En esta Europa atiborrada de parlamentos, tribunales supremos, de miles de tribunales y jueces de toda especie, y de un sistema de control que ya consiguió homogeneizar el etiquetado de los guisantes y los cargadores de los móviles, resulta imposible establecer las equivalencias entre los delitos y sus penas, porque en este caso mandan las palabritas y los picapleitos, y los sainetes priman sobre la ópera; y porque la pillería -unida al engolamiento, las puñetas y los collarines de los tribunales- hace imposible saber, cinco años después, si Puigdemont es un héroe o un villano, si el Supremo de España es la cima del sistema judicial o una tuna estudiantil que canta el Gaudeamus igitur, y si el Estado español es el más democrático, igualitario, descentralizado y feminista de Eurasia, o una dictadura encubierta que reprime a los héroes y patriotas de cartón piedra.

La conclusión es que estamos ante un dramático sainete -¡vaya contradicción!- que aburre a las piedras y cabrea al santo Job. Que hace evidente que la justicia no es igual para todos. Y que demuestra que todo el conjunto de las representaciones del poder, la gobernación y la justicia andan manga por hombro, sin más objetivo que ir tirando y cobrar a fin de mes.

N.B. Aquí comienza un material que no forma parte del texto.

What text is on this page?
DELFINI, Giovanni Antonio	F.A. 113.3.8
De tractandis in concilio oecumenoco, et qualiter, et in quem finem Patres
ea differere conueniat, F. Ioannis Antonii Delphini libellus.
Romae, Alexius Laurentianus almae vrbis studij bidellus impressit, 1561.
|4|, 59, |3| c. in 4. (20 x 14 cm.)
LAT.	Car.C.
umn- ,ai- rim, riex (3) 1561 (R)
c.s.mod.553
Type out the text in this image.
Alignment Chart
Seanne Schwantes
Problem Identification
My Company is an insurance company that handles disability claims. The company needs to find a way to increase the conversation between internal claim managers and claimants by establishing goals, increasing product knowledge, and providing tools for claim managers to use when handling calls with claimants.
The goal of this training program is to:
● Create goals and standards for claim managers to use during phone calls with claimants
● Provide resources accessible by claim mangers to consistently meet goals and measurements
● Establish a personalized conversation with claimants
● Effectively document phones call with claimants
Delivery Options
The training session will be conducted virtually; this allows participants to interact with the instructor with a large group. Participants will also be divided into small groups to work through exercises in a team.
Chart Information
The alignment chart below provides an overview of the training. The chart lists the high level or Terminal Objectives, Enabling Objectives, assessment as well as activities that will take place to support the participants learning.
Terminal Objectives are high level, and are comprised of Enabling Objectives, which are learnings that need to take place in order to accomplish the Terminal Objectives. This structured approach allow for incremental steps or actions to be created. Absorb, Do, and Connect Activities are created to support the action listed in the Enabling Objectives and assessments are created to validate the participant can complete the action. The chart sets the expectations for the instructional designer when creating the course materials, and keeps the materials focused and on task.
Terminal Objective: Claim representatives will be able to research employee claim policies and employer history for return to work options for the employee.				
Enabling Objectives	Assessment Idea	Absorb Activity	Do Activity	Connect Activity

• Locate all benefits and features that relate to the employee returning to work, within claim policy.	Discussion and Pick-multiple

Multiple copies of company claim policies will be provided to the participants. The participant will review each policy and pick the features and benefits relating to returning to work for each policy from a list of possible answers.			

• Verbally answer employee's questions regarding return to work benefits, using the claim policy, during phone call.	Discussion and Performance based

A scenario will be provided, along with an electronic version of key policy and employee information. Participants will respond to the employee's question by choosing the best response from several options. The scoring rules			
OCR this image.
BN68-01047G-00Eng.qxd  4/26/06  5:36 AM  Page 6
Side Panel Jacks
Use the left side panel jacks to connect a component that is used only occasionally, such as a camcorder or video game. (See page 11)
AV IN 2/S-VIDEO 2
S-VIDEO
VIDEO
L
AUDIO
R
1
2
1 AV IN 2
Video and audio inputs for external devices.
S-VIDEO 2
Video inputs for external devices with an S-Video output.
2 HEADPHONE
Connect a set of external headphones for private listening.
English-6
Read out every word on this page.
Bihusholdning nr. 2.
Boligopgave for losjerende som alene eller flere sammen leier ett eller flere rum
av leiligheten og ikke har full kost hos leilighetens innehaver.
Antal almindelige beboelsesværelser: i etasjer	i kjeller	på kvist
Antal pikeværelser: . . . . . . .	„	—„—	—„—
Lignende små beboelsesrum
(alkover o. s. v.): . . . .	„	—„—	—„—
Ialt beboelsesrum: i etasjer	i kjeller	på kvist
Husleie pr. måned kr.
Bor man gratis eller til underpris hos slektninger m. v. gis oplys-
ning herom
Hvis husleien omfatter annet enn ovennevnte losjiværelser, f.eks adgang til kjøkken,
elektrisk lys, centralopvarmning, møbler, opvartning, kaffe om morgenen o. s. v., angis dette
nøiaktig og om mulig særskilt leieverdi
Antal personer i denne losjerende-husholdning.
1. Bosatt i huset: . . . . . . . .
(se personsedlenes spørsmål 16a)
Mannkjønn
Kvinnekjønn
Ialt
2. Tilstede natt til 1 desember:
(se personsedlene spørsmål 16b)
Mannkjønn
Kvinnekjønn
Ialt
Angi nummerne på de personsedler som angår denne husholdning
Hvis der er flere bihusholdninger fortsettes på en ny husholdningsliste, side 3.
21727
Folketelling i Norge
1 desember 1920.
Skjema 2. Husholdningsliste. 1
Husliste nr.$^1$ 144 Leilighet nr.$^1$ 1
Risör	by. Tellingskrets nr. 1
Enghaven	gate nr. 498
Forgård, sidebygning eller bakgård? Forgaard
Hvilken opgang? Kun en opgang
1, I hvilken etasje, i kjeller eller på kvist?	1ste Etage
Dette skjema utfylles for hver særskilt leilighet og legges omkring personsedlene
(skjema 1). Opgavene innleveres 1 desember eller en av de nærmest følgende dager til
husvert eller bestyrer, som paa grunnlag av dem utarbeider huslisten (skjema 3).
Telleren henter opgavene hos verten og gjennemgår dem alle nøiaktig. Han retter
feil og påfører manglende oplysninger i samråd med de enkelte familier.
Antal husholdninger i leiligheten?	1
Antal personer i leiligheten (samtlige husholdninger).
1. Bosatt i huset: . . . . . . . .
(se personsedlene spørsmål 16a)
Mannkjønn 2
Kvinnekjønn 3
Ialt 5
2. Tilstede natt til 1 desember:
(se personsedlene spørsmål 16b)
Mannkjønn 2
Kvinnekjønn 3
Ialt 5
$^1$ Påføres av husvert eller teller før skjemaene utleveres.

Si fuésemos serios, tampoco yo hubiese escrito este artículo, cuyo fondo me ofende más que me motiva, y cuya continuada elevación a la agenda nacional me parece una solemne estupidez. Pero, no habiendo más cera que la que arde, espero que la Justicia, que es el único poder del Estado que los independentistas no han conseguido desalojar de Cataluña, siga haciéndoles la puñeta -aunque sea de esta manera arbitrista e infantil- a los que se han rebelado con éxito contra el Estado. Y también sueño con que, mientras el Gobierno monta mesitas y comadreos para disimular su propio caos, esta enorme confusión jurídica y judicial que padecemos haya logrado hacer embarrancar el tren independentista. Porque esta chapucería judicial ya es el último naipe que le queda a España para ganar la dolorosa y tramposa partida que estamos jugando.